UNESCO reports 250M children out of school

Anjali Sharma

GG News Bureau

UNITED NATIONS, 19th Sept. UNESCO on Monday released new figures of children missing out on any schooling has increased by six million, to the total to 250 million, in a press release issued in New York

The agency said that the increase is due to the mass exclusion of women and girls from education in Afghanistan but can be attributed to broader stagnation in education provision worldwide.

The findings undermine the Sustainable Development Goal 4, which sets the goal of quality education for all by 2030, UNESCO said.

According to the report, if countries were on track with their national SDG 4 targets, six million more children would be in pre-school, 58 million more children and adolescents would be in school, and at least 1.7 million more primary school teachers would have been trained.

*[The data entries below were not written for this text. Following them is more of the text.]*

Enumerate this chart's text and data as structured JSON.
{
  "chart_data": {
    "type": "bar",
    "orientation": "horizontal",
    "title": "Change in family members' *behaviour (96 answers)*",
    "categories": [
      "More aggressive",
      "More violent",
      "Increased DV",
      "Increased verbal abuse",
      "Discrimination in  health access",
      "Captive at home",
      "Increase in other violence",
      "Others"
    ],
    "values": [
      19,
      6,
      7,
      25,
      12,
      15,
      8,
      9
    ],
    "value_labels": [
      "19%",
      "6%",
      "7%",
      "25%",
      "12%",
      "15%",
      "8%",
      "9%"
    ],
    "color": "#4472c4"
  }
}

UNESCO Director-General Audrey Azoulay said “Education is in a state of emergency,”

“While considerable efforts were made over the past decades to ensure quality education for all, UNESCO data demonstrates that the number of children out of school is now rising, she said.

Ms. Azoulay said “States must urgently remobilize if they do not want to sell out the future of millions of children.”

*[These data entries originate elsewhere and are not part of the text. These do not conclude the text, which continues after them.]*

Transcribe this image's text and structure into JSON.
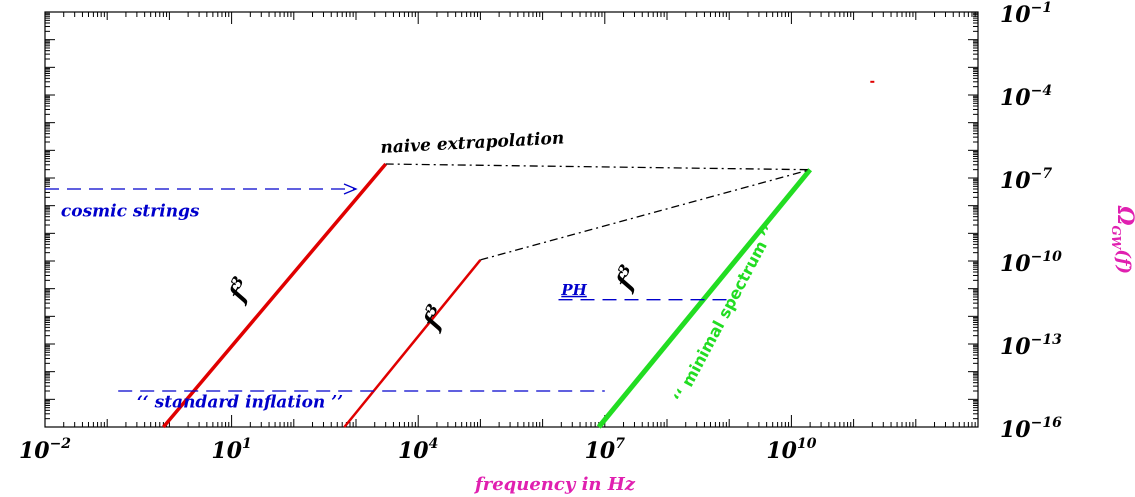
{
  "chart_data": {
    "type": "line",
    "xlabel": "frequency in Hz",
    "ylabel": "Ω",
    "ylabel_sub": "GW",
    "ylabel_suffix": "(f)",
    "x_scale": "log",
    "y_scale": "log",
    "xlim": [
      0.01,
      10000000000000
    ],
    "ylim": [
      1e-16,
      0.1
    ],
    "x_ticks": [
      {
        "base": "10",
        "exp": "−2",
        "value": 0.01
      },
      {
        "base": "10",
        "exp": "1",
        "value": 10
      },
      {
        "base": "10",
        "exp": "4",
        "value": 10000
      },
      {
        "base": "10",
        "exp": "7",
        "value": 10000000
      },
      {
        "base": "10",
        "exp": "10",
        "value": 10000000000
      }
    ],
    "y_ticks": [
      {
        "base": "10",
        "exp": "−1",
        "value": 0.1
      },
      {
        "base": "10",
        "exp": "−4",
        "value": 0.0001
      },
      {
        "base": "10",
        "exp": "−7",
        "value": 1e-07
      },
      {
        "base": "10",
        "exp": "−10",
        "value": 1e-10
      },
      {
        "base": "10",
        "exp": "−13",
        "value": 1e-13
      },
      {
        "base": "10",
        "exp": "−16",
        "value": 1e-16
      }
    ],
    "series": [
      {
        "color": "#e00000",
        "width": 3.5,
        "dash": "",
        "points": [
          [
            0.8,
            1e-16
          ],
          [
            3000,
            3.2e-07
          ]
        ]
      },
      {
        "color": "#e00000",
        "width": 2.5,
        "dash": "",
        "points": [
          [
            650,
            1e-16
          ],
          [
            100000,
            1.1e-10
          ]
        ]
      },
      {
        "color": "#22dd22",
        "width": 5,
        "dash": "",
        "points": [
          [
            8000000,
            1e-16
          ],
          [
            20000000000,
            2e-07
          ]
        ]
      },
      {
        "color": "#000000",
        "width": 1.3,
        "dash": "8,4,2,4",
        "points": [
          [
            3000,
            3.2e-07
          ],
          [
            20000000000,
            2e-07
          ]
        ]
      },
      {
        "color": "#000000",
        "width": 1.3,
        "dash": "8,4,2,4",
        "points": [
          [
            100000,
            1.1e-10
          ],
          [
            20000000000,
            2e-07
          ]
        ]
      },
      {
        "color": "#0000cc",
        "width": 1.3,
        "dash": "14,8",
        "points": [
          [
            0.15,
            2e-15
          ],
          [
            10000000,
            2e-15
          ]
        ]
      },
      {
        "color": "#0000cc",
        "width": 1.3,
        "dash": "14,8",
        "points": [
          [
            1800000,
            4e-12
          ],
          [
            1000000000,
            4e-12
          ]
        ]
      },
      {
        "color": "#0000cc",
        "width": 1.3,
        "dash": "14,8",
        "points": [
          [
            0.01,
            4e-08
          ],
          [
            1000,
            4e-08
          ]
        ]
      }
    ],
    "arrow": {
      "color": "#0000cc",
      "x": 1000,
      "y": 4e-08
    },
    "red_mark": {
      "color": "#e00000",
      "x": 200000000000,
      "y": 0.0003
    },
    "annotations": [
      {
        "text": "naive extrapolation",
        "x": 2500,
        "y": 8e-07,
        "size": 17,
        "color": "#000000",
        "rotate": -3,
        "anchor": "start",
        "style": "serif"
      },
      {
        "text": "cosmic strings",
        "x": 0.018,
        "y": 4e-09,
        "size": 17,
        "color": "#0000cc",
        "rotate": 0,
        "anchor": "start",
        "style": "serif"
      },
      {
        "text": "‘‘ standard inflation ’’",
        "x": 0.3,
        "y": 5e-16,
        "size": 17,
        "color": "#0000cc",
        "rotate": 0,
        "anchor": "start",
        "style": "serif"
      },
      {
        "text": "PH",
        "x": 2000000,
        "y": 6e-12,
        "size": 15,
        "color": "#0000cc",
        "rotate": 0,
        "anchor": "start",
        "style": "serif",
        "underline": true
      },
      {
        "text": "‘‘ minimal spectrum ’’",
        "x": 1000000000,
        "y": 1e-12,
        "size": 16,
        "color": "#22dd22",
        "rotate": -62,
        "anchor": "middle",
        "style": "sans"
      }
    ],
    "f3_labels": [
      {
        "base": "f",
        "exp": "3",
        "x": 15,
        "y": 3e-12,
        "color": "#000000"
      },
      {
        "base": "f",
        "exp": "3",
        "x": 20000,
        "y": 3e-13,
        "color": "#000000"
      },
      {
        "base": "f",
        "exp": "3",
        "x": 25000000,
        "y": 8e-12,
        "color": "#000000"
      }
    ],
    "colors": {
      "xlabel": "#e020b0",
      "ylabel": "#e020b0"
    }
  }
}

The report stated that 1 year ago, 141 countries committed at the UN Transforming Education Summit to accelerate progress towards SDG 4.

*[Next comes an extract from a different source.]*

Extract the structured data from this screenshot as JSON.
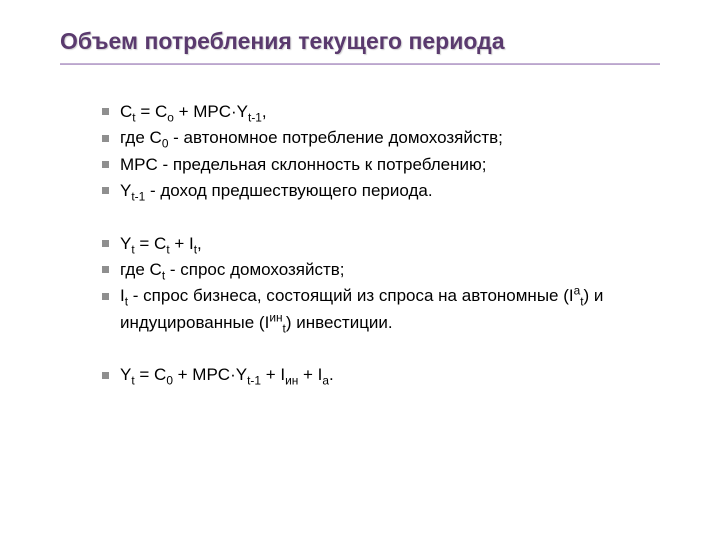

It noted that 4 out of 5 countries aimed to advance teacher training and professional development, 7 out of 10 committed to increase or improve their investment in education, and 1in 4 committed to increase financial support and school meal provision.

The report said that for countries to achieve their SDG 4 targets, millions more children must be enrolled in early childhood education every year until 2030, and the progress in primary completion rates needs to almost triple.

Ms. Azoulay said “These commitments must now be reflected in acts. There is no more time to lose. To achieve SDG 4, a new child needs to be enrolled in school every 2 seconds between now and 2030.”

The report highlighted that since 2015, the number of children completing primary education has increased by less than three percentage points to 87 per cent.

The number completing secondary education has increased by less than 5% to 58%.

UNESCO said that in the 31 low and lower-middle-income countries that measure learning progress at the end of primary school.

Viet Nam is the only country where the majority of its children are achieving minimum

The Education 2030 Framework for Action calls on countries to set intermediate benchmarks for SDG 4 indicators.

The countries were assisted in setting benchmarks to achieve by 2025 and 2030 for seven SDG 4 benchmarks on pre-primary education, school attendance, completion and learning, gender equity, learning proficiency, trained teachers, and public expenditure, the UNESCO report concluded.